World History Teaching and Public Education
Teaching about Religion
By Susan L. Douglass
- November 23, 1998
A second significant trend affecting world history is the widespread acceptance of teaching about religion. Guidelines for teaching about religion have been the key to restoring this content in public school classrooms, and history has become its major curricular vehicle. Among the advances in scholarship over the past two centuries, improved knowledge about the various religious traditions has been one of the most culturally significant. Of all the world’s nations, public schools in the US have probably traveled farthest along this path. This is attributable to the religious diversity of this country, and to a persistent strain of religiosity among Americans. These factors have increased awareness of religious content and its role in education. Another essential and uniquely American element is the shared realization that knowledge of the diverse faiths of fellow citizens can strengthen the civic framework of contemporary America and lessen social conflict. The trend toward including the world’s religious traditions in curriculum and textbooks has been growing over the past two decades. With the promulgation of state standards, teaching about religion has become a basic element of world history curriculum nationwide.
Coverage of the human spiritual experience is widely recognized as an element of historical knowledge. The development of guidelines indicates that teaching about religion requires a special type of discussion and interpretation in order to make it valid. If the guidelines for accurate, authentic and fair presentation of a religious tradition are not followed, the focus of the subject becomes something altogether different from what was intended. An inauthentic, slanted presentation about the beliefs and teachings of a given religion in fact teaches little or nothing about the religion itself. It teaches only what those outside the tradition think about it. A discussion based on others’ religious opinions is valid only in a very narrow historical sense, such as studying the effect of one group’s ideas about another’s faith in a specific historical period, explaining episodes of religious persecution, conquest, or missionary efforts. If students expecting a neutral portrayal of beliefs and practices receive no cues that the text is based on opinion rather than a carefully nuanced and objective account, then such presentations are profoundly, though often unintentionally, dishonest. Teaching about religion involves perceptions that often seem neutral to the educator, so bias often goes unrecognized.
Exploring the implications of meeting such guidelines presents both challenges and opportunities. Teaching about a wide variety of religious traditions in public education, often under the eyes of these faiths’ adherents, is an excellent exercise in teaching about multiple perspectives, in recognizing and overcoming bias and oversimplification. There is surely a spillover effect to be gained in doing it properly and thoroughly, with careful attention to sound sources and scholarship. Educators and instructional material developers have struggled with presenting the basic description of world religions, delved into their scriptures and scholarly traditions, examined the changing social and political ramifications of their teachings, researched their historical and artistic influences. If teaching about religion had rendered no other benefit to history teaching than broadening coverage of social, intellectual, and artistic history, this would be enough to earn it praise. Educators, however, have also ventured into the realm of non-qualitative comparison and contrast among religions and have begun to sort through important issues of interpretation, belief and practice. They try to examine how ideas influence behavior, how religious influences combine with social status, ethnic and geographic factors, honing their students’ skills in examining and analyzing evidence, gaining appreciation for the complexity of human experience. In addition to improving their skills, students of many religions in world history classes are also building a foundation for public discourse which is essential to practicing tolerance in the civic arena and in professional life. It helps students with or without religious loyalties to gain some distance from their own convictions by discussing them with others and learning about the beliefs of others, overcoming parochialism and discovering common teachings and values as well as those that contrast with their own.

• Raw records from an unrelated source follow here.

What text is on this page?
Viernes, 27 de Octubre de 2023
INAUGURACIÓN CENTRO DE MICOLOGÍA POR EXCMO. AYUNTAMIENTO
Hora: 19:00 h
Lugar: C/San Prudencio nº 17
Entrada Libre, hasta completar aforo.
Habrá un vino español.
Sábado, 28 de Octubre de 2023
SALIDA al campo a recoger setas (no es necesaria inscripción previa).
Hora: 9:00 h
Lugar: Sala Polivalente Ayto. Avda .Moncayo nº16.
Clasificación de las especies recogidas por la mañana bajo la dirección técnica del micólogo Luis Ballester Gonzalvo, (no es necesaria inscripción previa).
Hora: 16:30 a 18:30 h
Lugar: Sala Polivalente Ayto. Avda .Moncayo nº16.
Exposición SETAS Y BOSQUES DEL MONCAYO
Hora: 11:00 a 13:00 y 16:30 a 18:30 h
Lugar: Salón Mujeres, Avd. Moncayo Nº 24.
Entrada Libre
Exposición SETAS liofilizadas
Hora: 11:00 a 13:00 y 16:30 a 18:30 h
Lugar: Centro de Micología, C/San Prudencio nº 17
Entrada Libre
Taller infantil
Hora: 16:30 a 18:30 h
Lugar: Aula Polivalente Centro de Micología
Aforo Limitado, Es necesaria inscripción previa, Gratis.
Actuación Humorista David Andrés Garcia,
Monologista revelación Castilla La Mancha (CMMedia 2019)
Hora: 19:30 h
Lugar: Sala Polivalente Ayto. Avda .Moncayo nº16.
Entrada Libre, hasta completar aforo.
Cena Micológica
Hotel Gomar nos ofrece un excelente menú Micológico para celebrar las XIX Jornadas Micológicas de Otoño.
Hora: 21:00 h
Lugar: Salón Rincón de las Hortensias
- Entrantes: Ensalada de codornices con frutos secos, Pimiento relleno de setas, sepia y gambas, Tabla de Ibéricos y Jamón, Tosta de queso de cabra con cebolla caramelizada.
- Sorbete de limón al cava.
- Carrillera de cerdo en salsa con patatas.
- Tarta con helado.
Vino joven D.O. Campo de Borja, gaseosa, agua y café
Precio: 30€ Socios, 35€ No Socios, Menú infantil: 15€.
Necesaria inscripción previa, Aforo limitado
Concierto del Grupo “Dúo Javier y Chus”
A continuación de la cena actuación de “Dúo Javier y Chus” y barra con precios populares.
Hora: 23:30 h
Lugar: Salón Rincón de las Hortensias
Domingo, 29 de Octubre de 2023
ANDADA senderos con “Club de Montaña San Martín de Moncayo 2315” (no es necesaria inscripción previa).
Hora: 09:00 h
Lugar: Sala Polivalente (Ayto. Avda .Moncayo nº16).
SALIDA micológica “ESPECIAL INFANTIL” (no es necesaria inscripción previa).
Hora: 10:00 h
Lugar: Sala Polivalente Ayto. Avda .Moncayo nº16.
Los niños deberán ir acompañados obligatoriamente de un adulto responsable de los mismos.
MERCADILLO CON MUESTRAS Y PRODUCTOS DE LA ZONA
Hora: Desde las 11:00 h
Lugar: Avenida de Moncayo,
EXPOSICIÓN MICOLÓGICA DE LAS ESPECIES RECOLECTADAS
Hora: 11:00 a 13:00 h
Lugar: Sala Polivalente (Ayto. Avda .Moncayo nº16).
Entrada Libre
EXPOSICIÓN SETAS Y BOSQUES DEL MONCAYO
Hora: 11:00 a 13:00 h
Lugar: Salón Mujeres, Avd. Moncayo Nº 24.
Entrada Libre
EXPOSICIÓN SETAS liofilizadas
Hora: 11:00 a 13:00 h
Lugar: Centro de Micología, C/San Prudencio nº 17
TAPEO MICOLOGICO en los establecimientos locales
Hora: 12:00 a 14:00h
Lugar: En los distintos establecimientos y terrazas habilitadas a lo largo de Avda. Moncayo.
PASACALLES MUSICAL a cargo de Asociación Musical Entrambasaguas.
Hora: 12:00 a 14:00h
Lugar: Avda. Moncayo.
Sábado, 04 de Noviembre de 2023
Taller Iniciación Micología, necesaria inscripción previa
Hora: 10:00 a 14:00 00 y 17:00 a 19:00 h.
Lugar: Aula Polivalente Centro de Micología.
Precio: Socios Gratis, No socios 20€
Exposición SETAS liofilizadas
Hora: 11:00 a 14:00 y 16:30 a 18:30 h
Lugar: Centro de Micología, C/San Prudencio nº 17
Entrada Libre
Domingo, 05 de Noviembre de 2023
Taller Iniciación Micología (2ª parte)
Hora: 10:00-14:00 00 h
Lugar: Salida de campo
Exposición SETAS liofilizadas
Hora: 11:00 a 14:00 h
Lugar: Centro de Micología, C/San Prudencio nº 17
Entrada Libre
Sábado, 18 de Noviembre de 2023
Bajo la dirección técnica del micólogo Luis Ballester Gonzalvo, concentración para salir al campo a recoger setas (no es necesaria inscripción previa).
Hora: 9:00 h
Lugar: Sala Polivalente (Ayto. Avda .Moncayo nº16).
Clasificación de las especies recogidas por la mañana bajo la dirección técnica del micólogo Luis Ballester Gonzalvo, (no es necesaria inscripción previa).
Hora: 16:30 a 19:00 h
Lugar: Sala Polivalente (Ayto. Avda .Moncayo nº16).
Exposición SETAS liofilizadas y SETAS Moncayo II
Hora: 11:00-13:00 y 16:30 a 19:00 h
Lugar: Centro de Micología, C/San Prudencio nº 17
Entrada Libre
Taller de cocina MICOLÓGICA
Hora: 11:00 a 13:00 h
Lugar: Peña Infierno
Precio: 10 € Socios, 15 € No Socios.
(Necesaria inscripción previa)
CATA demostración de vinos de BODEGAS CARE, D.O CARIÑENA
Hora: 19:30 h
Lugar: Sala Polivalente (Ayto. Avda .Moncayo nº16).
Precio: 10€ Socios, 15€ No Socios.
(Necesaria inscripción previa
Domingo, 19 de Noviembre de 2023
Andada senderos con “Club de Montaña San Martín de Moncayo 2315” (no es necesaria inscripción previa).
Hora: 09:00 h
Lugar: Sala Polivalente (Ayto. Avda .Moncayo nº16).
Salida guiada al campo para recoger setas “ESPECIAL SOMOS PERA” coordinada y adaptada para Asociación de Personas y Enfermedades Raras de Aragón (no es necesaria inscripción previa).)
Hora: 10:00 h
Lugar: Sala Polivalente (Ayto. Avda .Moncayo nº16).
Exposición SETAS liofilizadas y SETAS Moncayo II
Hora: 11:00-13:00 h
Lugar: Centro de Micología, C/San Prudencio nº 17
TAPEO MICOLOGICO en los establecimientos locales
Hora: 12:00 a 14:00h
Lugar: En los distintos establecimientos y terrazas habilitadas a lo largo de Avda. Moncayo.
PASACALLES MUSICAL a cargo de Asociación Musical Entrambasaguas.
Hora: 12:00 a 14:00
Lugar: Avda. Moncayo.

Continuing implementation of teaching about religion and developing coverage based on these guidelines will open similar opportunities to those already noted. The status of religion in world history has definitely changed from what it was several decades ago. Practice has shown that mandates to teach about world religions do not increase the tendency to proselytize in the classroom, though it has not eliminated problems concerning religious expression in some schools. In world history, teaching about religion has become a standard part of textbooks and standards, but is largely limited to five or six lessons that provide thumbnail sketches of each religion, with a few more lessons on the development of European Christianity, and scant information on modern fundamentalism. One of the most frequent critiques concerning religion is that world history survey courses often avoid the subject of religion in the modern era. Several state standards documents reflect the need to redress this omission, which gives the impression that secular modernity has supplanted religion.
Once the basic unfamiliarity with religious traditions has been overcome, historical discussion can develop beyond the initial sense of the exotic to proceed toward understanding the role of change in interpretation and practice in societies across the globe. History curriculum is not a zero sum game, particularly given adequate attention to the structure and integration of content. The idea is not to push aside other topics, but to examine another facet of history wherever appropriate, just as the addition of art and literature to history courses has not supplanted other types of information, but enhanced them.